My son has a true passion for the written language. He has loved books, letters, and words since he was an infant. By six months, he could identify if a book was right side up and learned his letters before eighteen months. He learned their corresponding sounds shortly thereafter. However, here we met a roadblock.
My first attempt to teach him to sound out words was quickly abandoned. I could easily see it was pure memorization for my eager little boy. It was not the method I desired for my children. The National Reading Panel states “Systematic, explicit phonics instruction improves children’s word recognition, spelling, and reading comprehension skills.” I whole heartedly believe reading comprehension is a critical life skill that sets the foundation for all future success. Thus, I want to give them every advantage possible to master this task.
My second attempt was abandoned partially due to waning interest and failure to consistently recognize patterns. In fact, we shelved most “academic” endeavors for a few months (before starting Mother Goose Time in August). The unit studies we were doing had lost some of their appeal and we enjoyed a summer of play.
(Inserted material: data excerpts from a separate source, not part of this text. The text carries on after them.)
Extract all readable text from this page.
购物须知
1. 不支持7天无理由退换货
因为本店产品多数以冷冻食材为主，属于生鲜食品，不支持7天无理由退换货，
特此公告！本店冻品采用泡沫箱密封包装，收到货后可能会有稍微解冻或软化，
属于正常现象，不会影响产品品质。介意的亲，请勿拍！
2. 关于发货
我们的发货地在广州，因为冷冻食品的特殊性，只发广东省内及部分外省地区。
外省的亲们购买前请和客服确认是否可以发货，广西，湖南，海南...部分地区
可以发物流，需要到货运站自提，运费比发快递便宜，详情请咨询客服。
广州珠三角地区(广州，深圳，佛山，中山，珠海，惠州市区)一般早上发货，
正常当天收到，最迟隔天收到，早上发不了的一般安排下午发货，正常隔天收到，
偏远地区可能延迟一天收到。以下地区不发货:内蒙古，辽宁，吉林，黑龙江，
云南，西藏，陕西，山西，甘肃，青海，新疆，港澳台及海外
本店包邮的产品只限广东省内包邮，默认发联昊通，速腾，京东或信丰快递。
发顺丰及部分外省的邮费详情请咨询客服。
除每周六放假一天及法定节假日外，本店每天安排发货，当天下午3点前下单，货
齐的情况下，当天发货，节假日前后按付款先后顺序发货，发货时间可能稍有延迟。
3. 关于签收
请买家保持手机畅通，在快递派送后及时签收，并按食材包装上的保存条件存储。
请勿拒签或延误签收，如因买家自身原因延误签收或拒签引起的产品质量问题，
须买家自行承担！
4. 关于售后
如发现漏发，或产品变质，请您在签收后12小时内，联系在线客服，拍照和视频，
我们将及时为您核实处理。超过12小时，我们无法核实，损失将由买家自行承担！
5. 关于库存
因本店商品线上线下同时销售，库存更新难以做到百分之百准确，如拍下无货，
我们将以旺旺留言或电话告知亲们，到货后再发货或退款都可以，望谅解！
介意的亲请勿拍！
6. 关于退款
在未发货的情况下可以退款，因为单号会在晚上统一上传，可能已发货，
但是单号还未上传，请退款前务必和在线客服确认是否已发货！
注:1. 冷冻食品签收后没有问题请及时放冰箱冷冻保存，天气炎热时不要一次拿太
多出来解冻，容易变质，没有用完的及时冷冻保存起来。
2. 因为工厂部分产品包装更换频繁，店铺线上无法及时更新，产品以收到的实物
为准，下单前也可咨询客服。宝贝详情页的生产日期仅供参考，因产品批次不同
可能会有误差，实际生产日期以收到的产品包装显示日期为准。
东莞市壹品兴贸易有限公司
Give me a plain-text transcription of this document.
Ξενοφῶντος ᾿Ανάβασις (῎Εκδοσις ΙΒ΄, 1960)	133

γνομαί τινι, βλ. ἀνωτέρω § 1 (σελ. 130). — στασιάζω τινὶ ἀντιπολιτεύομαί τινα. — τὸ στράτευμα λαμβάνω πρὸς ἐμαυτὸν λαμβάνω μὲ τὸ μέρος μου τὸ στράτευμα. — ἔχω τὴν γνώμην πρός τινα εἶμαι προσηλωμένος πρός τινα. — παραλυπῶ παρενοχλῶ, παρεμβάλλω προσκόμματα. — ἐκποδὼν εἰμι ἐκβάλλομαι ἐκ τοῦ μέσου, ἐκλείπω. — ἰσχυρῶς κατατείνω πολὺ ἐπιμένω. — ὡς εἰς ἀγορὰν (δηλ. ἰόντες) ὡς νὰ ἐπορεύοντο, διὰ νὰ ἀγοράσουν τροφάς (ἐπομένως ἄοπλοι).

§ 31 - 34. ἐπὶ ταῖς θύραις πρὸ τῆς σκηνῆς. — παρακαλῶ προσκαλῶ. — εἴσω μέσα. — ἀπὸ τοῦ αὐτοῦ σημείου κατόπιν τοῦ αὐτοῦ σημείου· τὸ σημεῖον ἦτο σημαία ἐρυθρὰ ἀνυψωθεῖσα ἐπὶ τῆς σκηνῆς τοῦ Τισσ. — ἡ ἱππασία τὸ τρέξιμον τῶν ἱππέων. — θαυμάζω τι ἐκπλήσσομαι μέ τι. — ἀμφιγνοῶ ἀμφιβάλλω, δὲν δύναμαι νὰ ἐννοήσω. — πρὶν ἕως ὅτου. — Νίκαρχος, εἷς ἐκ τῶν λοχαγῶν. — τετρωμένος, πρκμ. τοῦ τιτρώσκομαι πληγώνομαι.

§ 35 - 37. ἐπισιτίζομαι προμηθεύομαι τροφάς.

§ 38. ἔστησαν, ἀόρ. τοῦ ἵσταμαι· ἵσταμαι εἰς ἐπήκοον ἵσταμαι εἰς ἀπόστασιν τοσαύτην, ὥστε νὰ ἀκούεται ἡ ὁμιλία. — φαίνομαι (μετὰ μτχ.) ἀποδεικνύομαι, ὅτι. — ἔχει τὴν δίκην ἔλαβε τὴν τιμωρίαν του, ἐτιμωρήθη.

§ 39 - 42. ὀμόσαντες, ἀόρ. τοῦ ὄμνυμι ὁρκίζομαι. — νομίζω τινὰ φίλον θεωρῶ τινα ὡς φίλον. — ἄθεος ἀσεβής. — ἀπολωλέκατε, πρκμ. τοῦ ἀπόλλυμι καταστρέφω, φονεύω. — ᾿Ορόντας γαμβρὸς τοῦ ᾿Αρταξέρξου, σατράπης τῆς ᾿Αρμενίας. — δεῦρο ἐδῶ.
We approached Mother Goose Time curriculum rather lightly, often stretching the lessons over seven days instead of completing everything in five. (The flexibility is wonderful. It provides a great framework for a rigorous preschool curriculum or a gentle introduction to formal academics.) Then we were introduced to this little reader.
My son was astonished to be able to sound out the words in his little book (except the final word–friends). My heart was so full to hear the excitement in his voice when he nearly shouted “Mama, I can read!” He is in love! He has read it over and over again, begging for more books to read. Other readers have left him exhausted or frustrated but this provided just enough confidence to energize him.
Although I know we have a long road before he is a proficient reader, I am so thankful to see his enthusiasm return.